What’s the difference? A worker for any business must be classified as an employee or independent contractor. This classification allows the business to withhold their income taxes accordingly. It also helps determine the relationship between the worker and business within three categories: behavioral control (directing and controlling their workload) financial control (wages and pay), and relationship of the parties (this may include benefits and insurance — which are available for employees but not independent contractors).
Form W-9, Request for Taxpayer Identification Number and Certification. Form W-9 must be completed by the independent contractor. This form allows you to request the correct name of the worker and create their taxpayer identification number (TIN). Always keep this on file in the event there are any questions about the document.
Form 1099-NEC.Form 1099-NEC, Nonemployee Compensation reports payments of non-employee compensation (NEC) that were reported in box 7 on Form 1099-MISC. Business owners that paid independent contractors more than $ 600 for their services during the year need to complete this form.
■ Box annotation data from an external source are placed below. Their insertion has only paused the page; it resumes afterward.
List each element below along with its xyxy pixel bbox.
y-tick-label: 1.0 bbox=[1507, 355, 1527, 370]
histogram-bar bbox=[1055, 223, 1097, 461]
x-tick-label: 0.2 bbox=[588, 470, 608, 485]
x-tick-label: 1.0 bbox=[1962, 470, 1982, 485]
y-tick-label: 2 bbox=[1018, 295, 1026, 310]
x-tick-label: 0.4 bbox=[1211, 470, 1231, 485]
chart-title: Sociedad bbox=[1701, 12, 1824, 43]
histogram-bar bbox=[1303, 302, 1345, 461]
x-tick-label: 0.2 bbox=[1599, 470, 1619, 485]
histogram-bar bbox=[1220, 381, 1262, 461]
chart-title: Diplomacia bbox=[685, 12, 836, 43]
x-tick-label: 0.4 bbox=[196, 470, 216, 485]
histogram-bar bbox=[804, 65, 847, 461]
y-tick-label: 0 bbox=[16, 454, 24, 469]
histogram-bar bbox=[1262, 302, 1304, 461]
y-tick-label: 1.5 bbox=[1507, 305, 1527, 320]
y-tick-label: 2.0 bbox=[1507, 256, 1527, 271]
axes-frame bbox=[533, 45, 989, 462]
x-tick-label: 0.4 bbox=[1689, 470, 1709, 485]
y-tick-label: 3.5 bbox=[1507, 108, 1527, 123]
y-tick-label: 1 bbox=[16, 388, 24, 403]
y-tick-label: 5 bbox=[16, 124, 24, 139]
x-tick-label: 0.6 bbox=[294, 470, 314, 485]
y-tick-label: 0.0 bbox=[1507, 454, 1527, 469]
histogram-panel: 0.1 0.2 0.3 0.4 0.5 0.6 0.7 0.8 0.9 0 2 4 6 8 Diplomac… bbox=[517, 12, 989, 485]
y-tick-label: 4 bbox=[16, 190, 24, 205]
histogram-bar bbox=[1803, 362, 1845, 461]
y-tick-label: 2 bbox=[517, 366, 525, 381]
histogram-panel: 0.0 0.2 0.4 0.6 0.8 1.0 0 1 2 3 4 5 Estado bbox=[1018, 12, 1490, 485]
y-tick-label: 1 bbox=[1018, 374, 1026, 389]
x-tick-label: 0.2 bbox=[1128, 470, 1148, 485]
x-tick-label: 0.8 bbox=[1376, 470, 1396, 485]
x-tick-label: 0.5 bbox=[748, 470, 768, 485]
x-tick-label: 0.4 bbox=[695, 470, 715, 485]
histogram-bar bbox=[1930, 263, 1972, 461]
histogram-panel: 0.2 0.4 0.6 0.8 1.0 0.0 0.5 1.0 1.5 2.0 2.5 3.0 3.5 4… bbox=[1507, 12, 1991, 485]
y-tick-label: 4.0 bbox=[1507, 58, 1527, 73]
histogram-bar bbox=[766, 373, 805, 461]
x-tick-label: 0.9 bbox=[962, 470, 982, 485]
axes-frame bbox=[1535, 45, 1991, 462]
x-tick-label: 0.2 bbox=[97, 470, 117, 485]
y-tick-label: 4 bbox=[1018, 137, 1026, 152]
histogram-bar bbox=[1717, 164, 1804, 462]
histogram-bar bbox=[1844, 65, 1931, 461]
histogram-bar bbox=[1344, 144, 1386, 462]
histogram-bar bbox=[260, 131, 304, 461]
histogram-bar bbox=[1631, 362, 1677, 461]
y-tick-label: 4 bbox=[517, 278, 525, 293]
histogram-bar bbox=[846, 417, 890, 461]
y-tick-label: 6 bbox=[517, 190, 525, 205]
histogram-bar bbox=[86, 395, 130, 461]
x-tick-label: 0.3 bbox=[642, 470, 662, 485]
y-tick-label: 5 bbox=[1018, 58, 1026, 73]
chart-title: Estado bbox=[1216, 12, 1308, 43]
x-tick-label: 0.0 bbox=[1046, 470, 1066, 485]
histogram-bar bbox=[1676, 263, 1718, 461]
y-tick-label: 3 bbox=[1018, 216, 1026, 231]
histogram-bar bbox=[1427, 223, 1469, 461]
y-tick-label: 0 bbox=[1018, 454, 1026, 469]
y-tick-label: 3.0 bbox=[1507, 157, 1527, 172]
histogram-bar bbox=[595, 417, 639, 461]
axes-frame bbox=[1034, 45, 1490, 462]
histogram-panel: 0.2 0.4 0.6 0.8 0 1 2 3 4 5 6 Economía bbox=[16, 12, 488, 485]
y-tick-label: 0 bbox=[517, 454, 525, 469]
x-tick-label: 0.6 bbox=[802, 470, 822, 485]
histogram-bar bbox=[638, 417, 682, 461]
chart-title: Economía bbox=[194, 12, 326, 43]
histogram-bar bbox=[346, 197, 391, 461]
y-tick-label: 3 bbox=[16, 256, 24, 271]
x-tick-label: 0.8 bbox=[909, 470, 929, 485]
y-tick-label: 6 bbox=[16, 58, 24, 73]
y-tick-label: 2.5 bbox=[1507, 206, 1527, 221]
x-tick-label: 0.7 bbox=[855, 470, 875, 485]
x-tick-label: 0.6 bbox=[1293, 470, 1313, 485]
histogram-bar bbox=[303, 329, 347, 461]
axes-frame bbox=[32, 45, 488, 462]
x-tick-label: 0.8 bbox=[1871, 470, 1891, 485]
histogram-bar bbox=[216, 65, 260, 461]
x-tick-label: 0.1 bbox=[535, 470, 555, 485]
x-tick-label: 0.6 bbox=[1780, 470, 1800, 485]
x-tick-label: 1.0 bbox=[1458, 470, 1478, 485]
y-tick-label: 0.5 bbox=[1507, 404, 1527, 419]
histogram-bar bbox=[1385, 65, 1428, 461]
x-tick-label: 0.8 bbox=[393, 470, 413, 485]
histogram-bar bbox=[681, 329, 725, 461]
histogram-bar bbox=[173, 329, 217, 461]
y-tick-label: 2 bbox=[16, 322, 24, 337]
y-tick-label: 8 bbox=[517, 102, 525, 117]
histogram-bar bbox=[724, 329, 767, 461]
The business owner then must send this form to two more additional places. A copy needs to be sent to the IRS by January 31. Then, a copy of Form 1099-NEC must also be provided to the independent contractor by January 31 of the year following payment.
We’re only a few months away from 2021, so now is a great time to look at 2020’s overall expenses as well as any expenses from 2019.
Take a look at the areas where you can cut costs. Further, examine anywhere you can get better terms on loans, contracts and any credit cards associated with the business. Now is the perfect time to focus on improving the margins and to take stock in the overall year. Focus directly on your ROI for certain ventures and examine what yields a consistently profitable return. Cut out anything that’s not working — if you haven’t already.
Remember that while many of these changes may be temporary now, you may continue to stick with some of these budget hacks post-pandemic.